第34話 属性検査

 

「で、では次は魔法属性の検査を行います。魔力は基本無属性ですが、使い手は八つの属性のどれか、を持ち得ます。地、水、火、風、雷、氷、光、闇です。稀に二つの属性の適正を持つ方もいますが、相反する属性は不得手なものとなります。自分の得手不得手を、しっかり把握して今後に活かしましょう」


 ちらり、と後ろの方に固まる平民たちを見る。

 皆一様に落ち込んで俯いていた。

 空気悪。

 だがそれも仕方ない。

 貴族の子息令嬢が平均魔力量値4なのに対し、平民はほぼ1。よくて2。

 でも仕方ないのだ。

 魔力は使わなければ増えない。

 ジェラルドのような生まれつきチートでなければ、俺やレナやランディのように努力で増やすしかない。

 平民にそんな知識もなければ、魔法を魔力が枯渇するほど使う機会もないのだから。

 スタートダッシュが違う。

 貴族たちはそうして落ち込む平民を見下してニヤニヤしているが、お前らのどの辺に偉ぶる要素があるよ?

 ジェラルドの破格っぷりを見たあと、下を見て落ち着きたい感じ?

 げろ……。


「お前たち、落ち込んでいる暇があったら魔法属性測定を真面目に受けろ! 自分の得意属性を伸ばすことで、魔力量はいくらでも増えるのだからな!」

「! は、はい、殿下……!」

「あ、ありがとうございます……!」


 俺も前世は庶民だ。

 平民たちの気持ちはよくわかる。

 つーか、純粋に俺をヨイショしてくるくせに、平民を嘲笑う連中が嫌い。

 生理的に受付けねー。

 だからつい、平民に声をかけた。

 すると今度は「平民にお声をかけてやるなんて、ヒューバート殿下のなんとお優しい」「慈悲深いわ」「素敵!」と、胡麻擦りが始まる。

 だんだん貴族連中は貴族連中で大変だなぁ、と優しい眼差しになる俺。


「ヒューバート殿下からですよ」

「俺とジェラルドとレナはすでに申請していると思うのですが」

「は、はい。ですが後天的に別の属性に目覚めることもありますので」

「なるほど?」


 それは興味深い。

 ということで水晶玉に手を当てる。

 属性検査水晶という魔道具で、触れるとその者の適正魔法属性を教えてくれるものだ。

 魔法は基本的に八つの属性を持つと言われているが、父上は「聖殿が認めないだけで“無属性”や“聖属性”というのもある」と言っていた。

 無属性は[ステータス]や[鑑定]、[分析]、[記録]、[探索]など。

 聖属性は主に聖女の魔法のことだ。

 なぜ聖殿がこの二つを正式に認めないのかと言われれば、無属性は幅が広すぎて把握できない上、一言に地味だから、らしい。
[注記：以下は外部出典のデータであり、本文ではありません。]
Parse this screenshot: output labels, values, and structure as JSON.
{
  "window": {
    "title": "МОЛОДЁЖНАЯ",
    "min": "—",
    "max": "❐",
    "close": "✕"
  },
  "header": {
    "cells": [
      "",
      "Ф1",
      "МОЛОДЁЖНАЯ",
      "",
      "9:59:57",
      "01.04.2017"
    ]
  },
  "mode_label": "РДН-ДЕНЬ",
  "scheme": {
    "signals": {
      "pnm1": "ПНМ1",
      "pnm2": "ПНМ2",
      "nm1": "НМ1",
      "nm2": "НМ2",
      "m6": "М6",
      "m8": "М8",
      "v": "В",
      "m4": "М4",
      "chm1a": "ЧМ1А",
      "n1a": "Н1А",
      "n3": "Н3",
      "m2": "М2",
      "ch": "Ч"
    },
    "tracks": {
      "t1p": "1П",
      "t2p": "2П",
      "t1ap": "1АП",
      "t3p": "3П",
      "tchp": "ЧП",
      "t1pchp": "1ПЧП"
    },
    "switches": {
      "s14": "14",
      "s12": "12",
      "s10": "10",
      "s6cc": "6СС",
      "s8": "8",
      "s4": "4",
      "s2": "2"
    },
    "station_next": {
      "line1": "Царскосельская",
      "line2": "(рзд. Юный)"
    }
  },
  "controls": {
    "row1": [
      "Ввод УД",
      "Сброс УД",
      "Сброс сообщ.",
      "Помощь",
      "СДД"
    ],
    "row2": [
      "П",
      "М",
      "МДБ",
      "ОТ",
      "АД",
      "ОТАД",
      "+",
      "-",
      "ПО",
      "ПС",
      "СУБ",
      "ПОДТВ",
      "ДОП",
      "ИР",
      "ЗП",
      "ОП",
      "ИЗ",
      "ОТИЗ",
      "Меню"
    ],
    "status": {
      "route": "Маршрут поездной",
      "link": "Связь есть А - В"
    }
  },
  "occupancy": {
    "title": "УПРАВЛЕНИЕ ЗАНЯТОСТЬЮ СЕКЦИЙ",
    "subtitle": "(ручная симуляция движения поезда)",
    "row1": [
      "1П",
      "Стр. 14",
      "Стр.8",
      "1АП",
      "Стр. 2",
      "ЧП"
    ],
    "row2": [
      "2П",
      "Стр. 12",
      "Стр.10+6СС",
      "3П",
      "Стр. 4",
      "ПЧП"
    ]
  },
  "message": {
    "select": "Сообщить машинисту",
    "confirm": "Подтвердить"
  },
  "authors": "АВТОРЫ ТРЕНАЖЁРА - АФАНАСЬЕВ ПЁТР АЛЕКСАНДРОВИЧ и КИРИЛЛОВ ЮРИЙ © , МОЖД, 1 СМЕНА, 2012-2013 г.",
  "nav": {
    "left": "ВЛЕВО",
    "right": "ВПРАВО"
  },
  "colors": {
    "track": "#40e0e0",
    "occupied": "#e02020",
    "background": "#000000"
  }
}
 そして聖属性は『聖女の魔法』として神聖化、特別視されるよう属性として認めないんだってさー。

 父上と母上も「まあ、聖属性は聖女しか使えないし」とどうでもよさそうにしてたけどな。

 ちなみに俺はというと——。


「おお……? や、や、闇属性、でございますね……」

「なにか問題でも?」

「いいえ! とんでもない! 珍しい属性ですので、はい」


 黒い靄が水晶玉の中に現れ、周りもザワザワする。

 光属性と闇属性は確かに珍しい。

 しかし、闇属性は名前からしてあまりいいイメージを持たれないのだ。

 実際には攻守に秀でた属性で、光属性同様サポートの種類も豊富。

 使いこなせればかなり有能。

 使いこなせればな。

 フッ、いかにも悪役王子っぽいよなぁ。


「ヒューバートの闇属性魔法かっこいいよねぇ」

「はい! かっこいいです!」

「えへへー」


 ジェラルドとレナが褒めてくれるのでやはりなんの問題もない!

 厨二心をくすぐる属性だし、やはり問題なし!


「で、では次。ジェラルド・ミラーくん」

「はぁーい」


 やはり成績順なのか。

 先生たちまた腰を抜かさなければいいけど……。


「!? こ、これは!」

「こんなバカなぁ!?」


 今度は生徒たちも口を開けたままぽかーーーん、とはいかなかった。

 先生の一人が腰を抜かして……なんなら顎も外れてしまったようだ。

 ざわつくのも無理ない。

 ジェラルドの属性は地、水、火、風、雷、氷、光。

 闇以外全部。

 ちなみに一番最初に現れた適正は雷だった。

 この四年で闇以外は全部適正を得たのだ。

 闇だけは「ヒューバートが闇だから覚えなくていいかなぁって」というゆるい理由で適正そのものを得ようとしてない。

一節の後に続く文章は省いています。